Electronic ticketing: The Greek data protection authority carried out an extraordinary on-site inspection at the Athens Urban Transport Organization, (OASA), examining the protection of personal data processed in the framework of the automatic fee collection system, a system also referred to by the term “electronic ticket”. A total fine of 50,000 euros and a compliance order referred to the determination of the data retention times for the various processing purposes, (of 20 years), the anonymity of travel card holders and their movements, (eg, of employment categories), and a review of the personal data impact assessment and other documentation, (not available at the time of the audit).
Big Data
Biometric surveillance: According to The Guardian, dozens of cross-party MPs and privacy campaigners in the UK have joined a campaign calling for an “immediate stop” to the use of live face recognition monitoring by police and commercial companies. Live face recognition has lately been used by British police at large-scale public events such as King Charles’ coronation. The announcement follows the policing minister’s announcement of government intentions to make UK passport images searchable by police: to link data from the police national database, the Passport Office, and other national databases to allow officers to identify a match with the “click of a button.”
Google user data: Google will give users in the EU better choice as to how Google processes their data according to commitments undertaken by the company. This is the result of proceedings conducted by the Bundeskartellamt, (German Federal Cartel Office), based on the new instrument under competition law, which allows intervention when competition is threatened by large digital companies. Commitments concern situations where the company would like to combine personal data from one Google service with personal data from other Google or non-Google sources or cross-use these data in Google services that are provided separately.

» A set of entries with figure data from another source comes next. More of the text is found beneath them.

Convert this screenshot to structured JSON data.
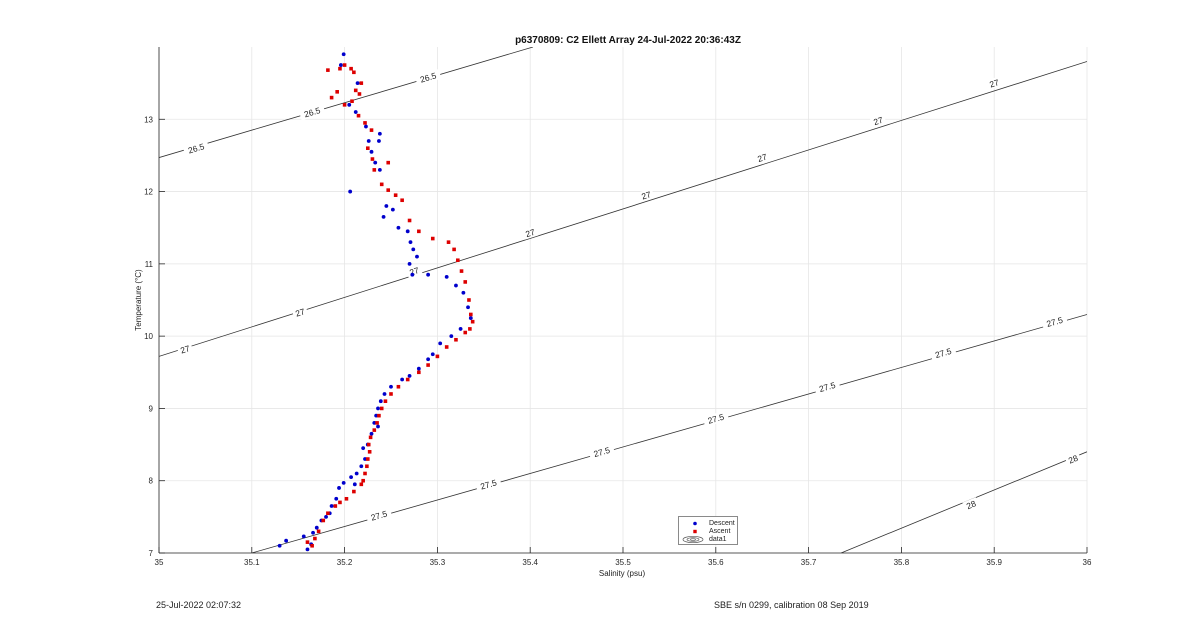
{
  "chart_data": {
    "type": "scatter",
    "title": "p6370809: C2 Ellett Array 24-Jul-2022 20:36:43Z",
    "xlabel": "Salinity (psu)",
    "ylabel": "Temperature (°C)",
    "xlim": [
      35,
      36
    ],
    "ylim": [
      7,
      14
    ],
    "x_ticks": [
      "35",
      "35.1",
      "35.2",
      "35.3",
      "35.4",
      "35.5",
      "35.6",
      "35.7",
      "35.8",
      "35.9",
      "36"
    ],
    "y_ticks": [
      "7",
      "8",
      "9",
      "10",
      "11",
      "12",
      "13"
    ],
    "grid": true,
    "legend_position": "bottom-center",
    "colors": {
      "descent": "#0000cc",
      "ascent": "#dd0000",
      "contour": "#333333",
      "grid": "#e6e6e6"
    },
    "series": [
      {
        "name": "Descent",
        "marker": "dot",
        "points": [
          [
            35.199,
            13.9
          ],
          [
            35.196,
            13.75
          ],
          [
            35.214,
            13.5
          ],
          [
            35.205,
            13.2
          ],
          [
            35.212,
            13.1
          ],
          [
            35.223,
            12.9
          ],
          [
            35.226,
            12.7
          ],
          [
            35.238,
            12.8
          ],
          [
            35.237,
            12.7
          ],
          [
            35.229,
            12.55
          ],
          [
            35.233,
            12.4
          ],
          [
            35.238,
            12.3
          ],
          [
            35.206,
            12.0
          ],
          [
            35.245,
            11.8
          ],
          [
            35.252,
            11.75
          ],
          [
            35.242,
            11.65
          ],
          [
            35.258,
            11.5
          ],
          [
            35.268,
            11.45
          ],
          [
            35.271,
            11.3
          ],
          [
            35.274,
            11.2
          ],
          [
            35.278,
            11.1
          ],
          [
            35.27,
            11.0
          ],
          [
            35.273,
            10.85
          ],
          [
            35.29,
            10.85
          ],
          [
            35.31,
            10.82
          ],
          [
            35.32,
            10.7
          ],
          [
            35.328,
            10.6
          ],
          [
            35.333,
            10.4
          ],
          [
            35.336,
            10.25
          ],
          [
            35.325,
            10.1
          ],
          [
            35.315,
            10.0
          ],
          [
            35.303,
            9.9
          ],
          [
            35.295,
            9.75
          ],
          [
            35.29,
            9.68
          ],
          [
            35.28,
            9.55
          ],
          [
            35.27,
            9.45
          ],
          [
            35.262,
            9.4
          ],
          [
            35.25,
            9.3
          ],
          [
            35.243,
            9.2
          ],
          [
            35.239,
            9.1
          ],
          [
            35.236,
            9.0
          ],
          [
            35.234,
            8.9
          ],
          [
            35.232,
            8.8
          ],
          [
            35.236,
            8.75
          ],
          [
            35.229,
            8.65
          ],
          [
            35.225,
            8.5
          ],
          [
            35.22,
            8.45
          ],
          [
            35.222,
            8.3
          ],
          [
            35.218,
            8.2
          ],
          [
            35.213,
            8.1
          ],
          [
            35.207,
            8.05
          ],
          [
            35.211,
            7.95
          ],
          [
            35.199,
            7.97
          ],
          [
            35.194,
            7.9
          ],
          [
            35.191,
            7.75
          ],
          [
            35.186,
            7.65
          ],
          [
            35.184,
            7.55
          ],
          [
            35.18,
            7.5
          ],
          [
            35.175,
            7.45
          ],
          [
            35.17,
            7.35
          ],
          [
            35.166,
            7.28
          ],
          [
            35.156,
            7.23
          ],
          [
            35.164,
            7.12
          ],
          [
            35.137,
            7.17
          ],
          [
            35.13,
            7.1
          ],
          [
            35.16,
            7.05
          ]
        ]
      },
      {
        "name": "Ascent",
        "marker": "square",
        "points": [
          [
            35.2,
            13.75
          ],
          [
            35.195,
            13.7
          ],
          [
            35.182,
            13.68
          ],
          [
            35.207,
            13.7
          ],
          [
            35.21,
            13.65
          ],
          [
            35.218,
            13.5
          ],
          [
            35.212,
            13.4
          ],
          [
            35.216,
            13.35
          ],
          [
            35.192,
            13.38
          ],
          [
            35.186,
            13.3
          ],
          [
            35.208,
            13.25
          ],
          [
            35.2,
            13.2
          ],
          [
            35.215,
            13.05
          ],
          [
            35.222,
            12.95
          ],
          [
            35.229,
            12.85
          ],
          [
            35.225,
            12.6
          ],
          [
            35.23,
            12.45
          ],
          [
            35.247,
            12.4
          ],
          [
            35.232,
            12.3
          ],
          [
            35.24,
            12.1
          ],
          [
            35.247,
            12.02
          ],
          [
            35.255,
            11.95
          ],
          [
            35.262,
            11.88
          ],
          [
            35.27,
            11.6
          ],
          [
            35.28,
            11.45
          ],
          [
            35.295,
            11.35
          ],
          [
            35.312,
            11.3
          ],
          [
            35.318,
            11.2
          ],
          [
            35.322,
            11.05
          ],
          [
            35.326,
            10.9
          ],
          [
            35.33,
            10.75
          ],
          [
            35.334,
            10.5
          ],
          [
            35.336,
            10.3
          ],
          [
            35.338,
            10.2
          ],
          [
            35.335,
            10.1
          ],
          [
            35.33,
            10.05
          ],
          [
            35.32,
            9.95
          ],
          [
            35.31,
            9.85
          ],
          [
            35.3,
            9.72
          ],
          [
            35.29,
            9.6
          ],
          [
            35.28,
            9.5
          ],
          [
            35.268,
            9.4
          ],
          [
            35.258,
            9.3
          ],
          [
            35.25,
            9.2
          ],
          [
            35.244,
            9.1
          ],
          [
            35.24,
            9.0
          ],
          [
            35.237,
            8.9
          ],
          [
            35.235,
            8.8
          ],
          [
            35.232,
            8.7
          ],
          [
            35.228,
            8.6
          ],
          [
            35.226,
            8.5
          ],
          [
            35.227,
            8.4
          ],
          [
            35.225,
            8.3
          ],
          [
            35.224,
            8.2
          ],
          [
            35.222,
            8.1
          ],
          [
            35.22,
            8.0
          ],
          [
            35.218,
            7.95
          ],
          [
            35.21,
            7.85
          ],
          [
            35.202,
            7.75
          ],
          [
            35.195,
            7.7
          ],
          [
            35.19,
            7.65
          ],
          [
            35.182,
            7.55
          ],
          [
            35.177,
            7.45
          ],
          [
            35.172,
            7.3
          ],
          [
            35.168,
            7.2
          ],
          [
            35.165,
            7.1
          ],
          [
            35.16,
            7.15
          ]
        ]
      }
    ],
    "legend_extra": "data1",
    "contours": [
      {
        "level": "26.5",
        "points": [
          [
            35,
            12.47
          ],
          [
            35.403,
            14.0
          ]
        ]
      },
      {
        "level": "27",
        "points": [
          [
            35,
            9.72
          ],
          [
            36,
            13.8
          ]
        ]
      },
      {
        "level": "27.5",
        "points": [
          [
            35.1,
            7.0
          ],
          [
            36,
            10.3
          ]
        ]
      },
      {
        "level": "28",
        "points": [
          [
            35.735,
            7.0
          ],
          [
            36,
            8.4
          ]
        ]
      }
    ],
    "contour_labels": [
      {
        "text": "26.5",
        "x": 35.04,
        "y": 12.6
      },
      {
        "text": "26.5",
        "x": 35.165,
        "y": 13.1
      },
      {
        "text": "26.5",
        "x": 35.29,
        "y": 13.58
      },
      {
        "text": "27",
        "x": 35.028,
        "y": 9.82
      },
      {
        "text": "27",
        "x": 35.152,
        "y": 10.33
      },
      {
        "text": "27",
        "x": 35.275,
        "y": 10.9
      },
      {
        "text": "27",
        "x": 35.4,
        "y": 11.43
      },
      {
        "text": "27",
        "x": 35.525,
        "y": 11.95
      },
      {
        "text": "27",
        "x": 35.65,
        "y": 12.47
      },
      {
        "text": "27",
        "x": 35.775,
        "y": 12.98
      },
      {
        "text": "27",
        "x": 35.9,
        "y": 13.5
      },
      {
        "text": "27.5",
        "x": 35.237,
        "y": 7.52
      },
      {
        "text": "27.5",
        "x": 35.355,
        "y": 7.95
      },
      {
        "text": "27.5",
        "x": 35.477,
        "y": 8.4
      },
      {
        "text": "27.5",
        "x": 35.6,
        "y": 8.86
      },
      {
        "text": "27.5",
        "x": 35.72,
        "y": 9.3
      },
      {
        "text": "27.5",
        "x": 35.845,
        "y": 9.77
      },
      {
        "text": "27.5",
        "x": 35.965,
        "y": 10.2
      },
      {
        "text": "28",
        "x": 35.875,
        "y": 7.67
      },
      {
        "text": "28",
        "x": 35.985,
        "y": 8.3
      }
    ]
  },
  "footer": {
    "timestamp": "25-Jul-2022 02:07:32",
    "calibration": "SBE s/n 0299, calibration 08 Sep 2019"
  }
}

Such an obligation already results from the new Digital Markets Act. Relevant core platform services listed in the Commission’s designation decision are thus not covered by the commitments, (Google Shopping, Google Play, Google Maps, Google Search, YouTube, Google Android, Google Chrome and Google’s online advertising services). However, Google’s commitments provided to the Cartel Office do concern data processing across services involving more than 25 other services (including Gmail, Google News, Assistant, Contacts and Google TV).